In La conquête de Plassans (set in 1864-1865), Eugène is the unnamed "friend" who sends Abbé Faujas to Plassans to solidify support for the Emperor there.

In L'argent (which opens in 1864), Eugène's refusal to help his brother Aristide after a financial setback by the latter is the catalyst for the novel, spurring Aristide to ruthless and unethical speculations that eventually lead to the financial ruination of thousands. To disassociate himself from the scandal and to keep Aristide from prison, Eugène arranges for his brother's exile to Belgium.

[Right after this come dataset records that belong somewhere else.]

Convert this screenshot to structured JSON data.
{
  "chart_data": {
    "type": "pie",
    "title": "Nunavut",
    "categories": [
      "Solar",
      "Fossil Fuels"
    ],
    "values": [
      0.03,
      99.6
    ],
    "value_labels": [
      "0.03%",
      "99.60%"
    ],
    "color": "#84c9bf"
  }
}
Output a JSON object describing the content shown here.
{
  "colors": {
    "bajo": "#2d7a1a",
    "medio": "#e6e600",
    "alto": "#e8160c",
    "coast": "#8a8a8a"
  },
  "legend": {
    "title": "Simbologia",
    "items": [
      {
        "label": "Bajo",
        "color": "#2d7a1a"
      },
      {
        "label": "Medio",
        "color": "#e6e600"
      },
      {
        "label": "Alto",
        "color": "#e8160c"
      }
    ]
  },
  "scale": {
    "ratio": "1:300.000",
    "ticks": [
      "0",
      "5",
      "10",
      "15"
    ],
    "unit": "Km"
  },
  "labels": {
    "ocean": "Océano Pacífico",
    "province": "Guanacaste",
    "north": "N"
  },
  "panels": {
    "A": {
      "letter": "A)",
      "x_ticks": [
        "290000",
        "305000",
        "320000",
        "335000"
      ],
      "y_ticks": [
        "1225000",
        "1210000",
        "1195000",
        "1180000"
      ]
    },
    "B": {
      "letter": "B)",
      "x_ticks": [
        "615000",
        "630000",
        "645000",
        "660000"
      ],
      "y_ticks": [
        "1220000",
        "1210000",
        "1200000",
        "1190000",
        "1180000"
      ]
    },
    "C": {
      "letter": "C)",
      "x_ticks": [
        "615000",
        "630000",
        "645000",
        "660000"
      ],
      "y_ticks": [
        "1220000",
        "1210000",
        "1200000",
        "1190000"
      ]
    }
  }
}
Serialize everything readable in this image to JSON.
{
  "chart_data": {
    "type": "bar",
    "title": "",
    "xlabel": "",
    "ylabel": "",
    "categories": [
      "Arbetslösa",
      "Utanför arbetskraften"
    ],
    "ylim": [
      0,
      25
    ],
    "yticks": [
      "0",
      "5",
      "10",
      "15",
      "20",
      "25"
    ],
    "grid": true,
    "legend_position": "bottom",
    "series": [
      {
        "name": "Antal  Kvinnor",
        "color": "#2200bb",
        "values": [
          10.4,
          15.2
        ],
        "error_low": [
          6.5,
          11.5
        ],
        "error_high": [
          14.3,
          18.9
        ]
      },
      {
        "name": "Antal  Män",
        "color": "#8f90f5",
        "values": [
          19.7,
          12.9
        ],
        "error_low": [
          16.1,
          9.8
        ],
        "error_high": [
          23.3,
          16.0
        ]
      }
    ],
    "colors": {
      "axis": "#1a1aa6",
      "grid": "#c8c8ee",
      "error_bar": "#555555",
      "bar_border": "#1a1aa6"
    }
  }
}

In Le docteur Pascal (set in 1872), Zola tells us that Eugène becomes a deputy in the legislative assembly and remains a staunch defender of the Emperor and the Empire after the Franco-Prussian War. He has no children.

==English translations==
===Expurgated===
1. Clorinda or The Rise and Reign of His Excellency Eugène Rougon (1880, tr. Mary Neal Sherwood, T.B. Peterson & Bros.)
2. His Excellency Eugène Rougon (1886, tr. unknown for H. Vizetelly, Vizetelly & Co.)

===Unexpurgated===
1. His Excellency (1958, tr. Alec Brown, Elek Books)
2. His Excellency Eugène Rougon (2018, tr. Brian Nelson, Oxford University Press)

==Sources==
- Brown, F. (1995). Zola: A life. New York: Farrar, Straus & Giroux.
- Zola, É. Le doctor Pascal, translated as Doctor Pascal by E.A. Vizetelly (1893).
- Zola, É. Son Excellence Eugène Rougon, translated as His Excellency by E.A. Vizetelly (1897).
- Zola, É. Son Excellence Eugène Rougon, translated as His Excellency by Alec Brown (1958).